Japan kennst du. China sowieso. Aber wann hast du zuletzt gezielt nach koreanischem Tee gesucht?
Korea gehört nicht zu den Ländern, die in europäischen Teeregalen meterweise Platz einnehmen.
Und genau das macht die Sache interessant.

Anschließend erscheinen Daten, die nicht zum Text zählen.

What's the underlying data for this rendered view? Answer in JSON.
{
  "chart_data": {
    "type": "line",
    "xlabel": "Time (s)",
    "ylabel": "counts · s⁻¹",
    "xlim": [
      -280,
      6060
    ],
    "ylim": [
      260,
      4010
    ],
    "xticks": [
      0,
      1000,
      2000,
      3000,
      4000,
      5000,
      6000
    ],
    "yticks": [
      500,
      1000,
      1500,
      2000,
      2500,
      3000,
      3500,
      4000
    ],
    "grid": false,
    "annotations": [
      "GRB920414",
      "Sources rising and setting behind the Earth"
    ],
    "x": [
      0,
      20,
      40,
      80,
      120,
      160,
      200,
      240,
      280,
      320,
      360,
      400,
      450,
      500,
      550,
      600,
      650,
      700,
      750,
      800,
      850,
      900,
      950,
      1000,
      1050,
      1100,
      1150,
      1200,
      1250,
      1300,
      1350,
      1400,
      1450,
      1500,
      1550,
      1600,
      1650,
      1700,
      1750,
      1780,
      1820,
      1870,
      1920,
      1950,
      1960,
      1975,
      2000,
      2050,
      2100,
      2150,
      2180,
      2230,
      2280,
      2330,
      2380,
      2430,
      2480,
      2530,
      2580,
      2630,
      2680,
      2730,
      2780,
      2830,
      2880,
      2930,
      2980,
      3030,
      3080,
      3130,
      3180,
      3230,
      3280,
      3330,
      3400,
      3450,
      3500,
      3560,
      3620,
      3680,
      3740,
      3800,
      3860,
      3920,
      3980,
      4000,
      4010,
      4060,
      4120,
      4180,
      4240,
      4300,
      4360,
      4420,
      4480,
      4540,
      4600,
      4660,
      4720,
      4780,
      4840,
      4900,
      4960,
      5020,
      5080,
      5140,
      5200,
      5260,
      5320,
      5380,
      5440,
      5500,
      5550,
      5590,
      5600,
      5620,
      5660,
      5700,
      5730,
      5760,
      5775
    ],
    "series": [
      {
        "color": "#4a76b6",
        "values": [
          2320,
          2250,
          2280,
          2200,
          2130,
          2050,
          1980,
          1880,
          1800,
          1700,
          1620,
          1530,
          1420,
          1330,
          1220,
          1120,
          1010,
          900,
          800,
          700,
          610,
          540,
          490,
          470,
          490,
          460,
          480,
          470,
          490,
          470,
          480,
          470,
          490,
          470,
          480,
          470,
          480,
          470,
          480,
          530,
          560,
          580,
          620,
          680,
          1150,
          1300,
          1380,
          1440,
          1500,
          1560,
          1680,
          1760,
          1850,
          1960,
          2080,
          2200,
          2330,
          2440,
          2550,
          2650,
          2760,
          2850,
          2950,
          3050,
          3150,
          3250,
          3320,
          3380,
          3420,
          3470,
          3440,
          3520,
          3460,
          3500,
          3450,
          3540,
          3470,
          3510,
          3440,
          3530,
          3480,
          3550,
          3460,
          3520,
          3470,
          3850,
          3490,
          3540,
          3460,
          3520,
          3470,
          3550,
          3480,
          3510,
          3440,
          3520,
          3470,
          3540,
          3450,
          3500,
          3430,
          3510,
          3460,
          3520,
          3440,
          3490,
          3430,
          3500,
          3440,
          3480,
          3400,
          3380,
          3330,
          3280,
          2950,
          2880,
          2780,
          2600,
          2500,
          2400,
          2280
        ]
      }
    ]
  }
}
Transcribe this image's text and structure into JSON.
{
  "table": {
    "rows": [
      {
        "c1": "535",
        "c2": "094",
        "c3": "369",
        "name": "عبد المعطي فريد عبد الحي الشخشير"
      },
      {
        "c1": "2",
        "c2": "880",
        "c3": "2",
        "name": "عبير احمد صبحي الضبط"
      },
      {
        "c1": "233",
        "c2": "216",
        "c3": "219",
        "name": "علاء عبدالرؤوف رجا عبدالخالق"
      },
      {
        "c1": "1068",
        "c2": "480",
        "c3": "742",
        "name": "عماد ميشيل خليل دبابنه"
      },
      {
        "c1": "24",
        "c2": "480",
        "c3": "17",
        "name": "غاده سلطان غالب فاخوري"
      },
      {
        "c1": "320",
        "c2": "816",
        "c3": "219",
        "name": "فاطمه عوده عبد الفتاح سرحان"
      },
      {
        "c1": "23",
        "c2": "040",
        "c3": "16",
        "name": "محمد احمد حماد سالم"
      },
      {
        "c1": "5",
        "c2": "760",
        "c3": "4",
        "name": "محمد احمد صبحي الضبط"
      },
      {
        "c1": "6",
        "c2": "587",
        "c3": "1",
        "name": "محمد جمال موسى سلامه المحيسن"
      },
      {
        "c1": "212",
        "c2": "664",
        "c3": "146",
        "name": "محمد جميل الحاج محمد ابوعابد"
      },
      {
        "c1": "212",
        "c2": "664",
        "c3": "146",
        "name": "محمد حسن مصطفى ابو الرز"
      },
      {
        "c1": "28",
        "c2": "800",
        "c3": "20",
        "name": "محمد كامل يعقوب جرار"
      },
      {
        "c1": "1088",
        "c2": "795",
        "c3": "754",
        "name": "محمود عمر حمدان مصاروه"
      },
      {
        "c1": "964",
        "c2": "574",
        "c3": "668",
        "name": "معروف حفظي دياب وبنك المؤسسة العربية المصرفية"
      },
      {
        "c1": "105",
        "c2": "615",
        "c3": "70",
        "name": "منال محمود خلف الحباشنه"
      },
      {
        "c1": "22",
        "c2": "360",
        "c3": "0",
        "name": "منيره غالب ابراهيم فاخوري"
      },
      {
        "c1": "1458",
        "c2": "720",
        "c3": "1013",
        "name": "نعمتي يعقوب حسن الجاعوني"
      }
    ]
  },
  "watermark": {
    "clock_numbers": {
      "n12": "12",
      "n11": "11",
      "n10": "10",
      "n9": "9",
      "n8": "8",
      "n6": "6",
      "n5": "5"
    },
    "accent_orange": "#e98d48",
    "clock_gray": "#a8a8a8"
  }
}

Vor allem koreanische Grüntees sind hierzulande noch eher eine Entdeckung – mit einem eigenen Charakter und einer Teekultur, die viel älter ist, als ihre vergleichsweise kleine Präsenz bei uns vermuten lässt.
Manchmal lohnt sich der Blick ein Regal weiter.

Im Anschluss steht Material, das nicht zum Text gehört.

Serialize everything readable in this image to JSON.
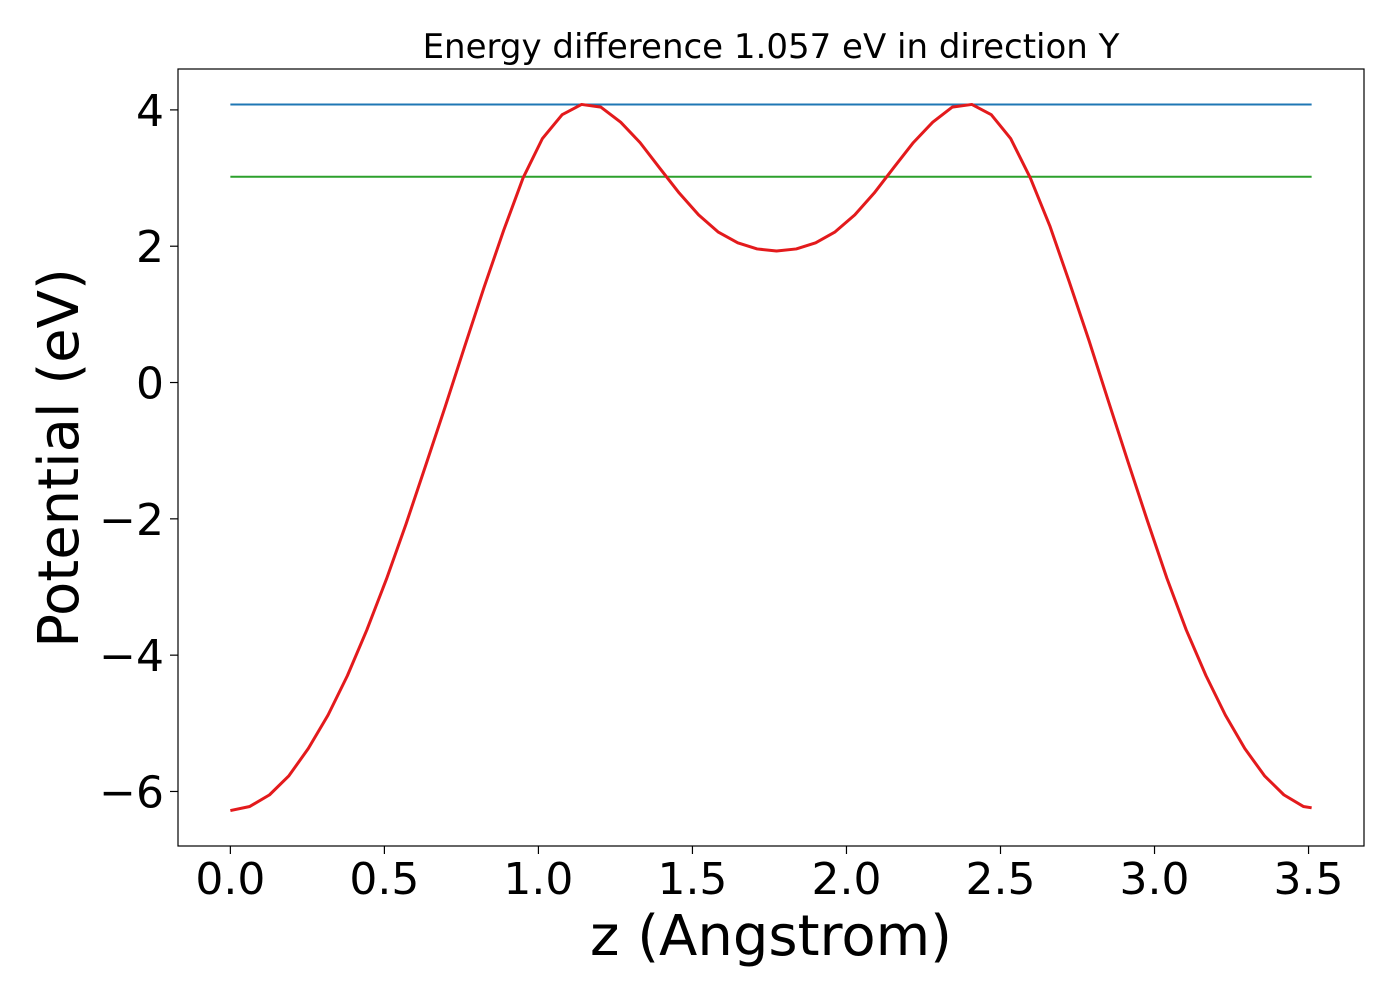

Wer koreanischen Grüntee zum ersten Mal probiert, sucht schnell nach einer bekannten Schublade.
Schmeckt er wie japanischer Grüntee? Oder eher wie chinesischer?
Die bessere Antwort lautet:
Probier ihn erst einmal als koreanischen Tee.

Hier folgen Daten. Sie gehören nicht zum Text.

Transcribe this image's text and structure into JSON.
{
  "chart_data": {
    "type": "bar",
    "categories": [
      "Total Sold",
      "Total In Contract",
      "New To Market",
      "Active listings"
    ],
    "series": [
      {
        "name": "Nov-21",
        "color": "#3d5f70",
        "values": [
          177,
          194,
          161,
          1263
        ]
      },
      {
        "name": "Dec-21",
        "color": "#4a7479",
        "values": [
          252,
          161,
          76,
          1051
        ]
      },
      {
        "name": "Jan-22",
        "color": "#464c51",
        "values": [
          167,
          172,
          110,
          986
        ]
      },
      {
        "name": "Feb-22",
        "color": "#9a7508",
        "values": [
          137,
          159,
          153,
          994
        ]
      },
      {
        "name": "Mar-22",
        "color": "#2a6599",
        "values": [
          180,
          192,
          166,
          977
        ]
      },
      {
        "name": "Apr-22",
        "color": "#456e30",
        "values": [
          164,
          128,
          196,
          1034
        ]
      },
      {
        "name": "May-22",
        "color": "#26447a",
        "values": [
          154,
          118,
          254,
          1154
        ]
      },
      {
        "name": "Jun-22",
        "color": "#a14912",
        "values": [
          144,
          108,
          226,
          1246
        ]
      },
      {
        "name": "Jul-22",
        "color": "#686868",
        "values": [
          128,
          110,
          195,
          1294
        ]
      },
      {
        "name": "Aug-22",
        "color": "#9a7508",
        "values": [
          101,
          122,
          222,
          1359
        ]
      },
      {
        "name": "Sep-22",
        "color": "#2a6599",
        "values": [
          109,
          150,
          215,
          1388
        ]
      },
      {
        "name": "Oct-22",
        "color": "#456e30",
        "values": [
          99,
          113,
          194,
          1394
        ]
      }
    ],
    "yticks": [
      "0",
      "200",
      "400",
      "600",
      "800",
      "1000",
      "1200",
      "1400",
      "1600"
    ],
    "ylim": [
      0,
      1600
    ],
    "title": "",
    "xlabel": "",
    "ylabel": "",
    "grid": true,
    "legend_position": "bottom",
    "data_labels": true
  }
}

Denn Anbau, Klima und Verarbeitung geben ihm seinen eigenen Charakter. Je nach Tee findest du frische, pflanzliche und weiche Noten, aber auch eine feine Süße oder leicht nussige Anklänge.
Genau diese Mischung macht koreanischen Grüntee spannend, wenn du Grüntee bereits kennst und einmal eine andere Richtung probieren möchtest.
Eines der bekanntesten Teeanbaugebiete Koreas ist Boseong im Süden des Landes.
Das Landschaftsbild mit seinen dicht bepflanzten, geschwungenen Teefeldern ist inzwischen fast so bekannt wie der Tee selbst.
Mildes, feuchtes Klima und die geografischen Bedingungen bieten gute Voraussetzungen für den Teeanbau.
Daneben gibt es weitere Anbaugebiete im Süden Koreas.
Koreanischer Tee ist also keine einzelne Herkunft.
Aber Boseong ist ein ziemlich guter Name, um sich den Anfang zu merken.
Bei der Verarbeitung von Grüntee muss die Oxidation der frisch gepflückten Blätter möglichst schnell gestoppt werden.
Japan ist vor allem für gedämpften Grüntee bekannt. In China begegnet dir häufig die Verarbeitung mit trockener Hitze.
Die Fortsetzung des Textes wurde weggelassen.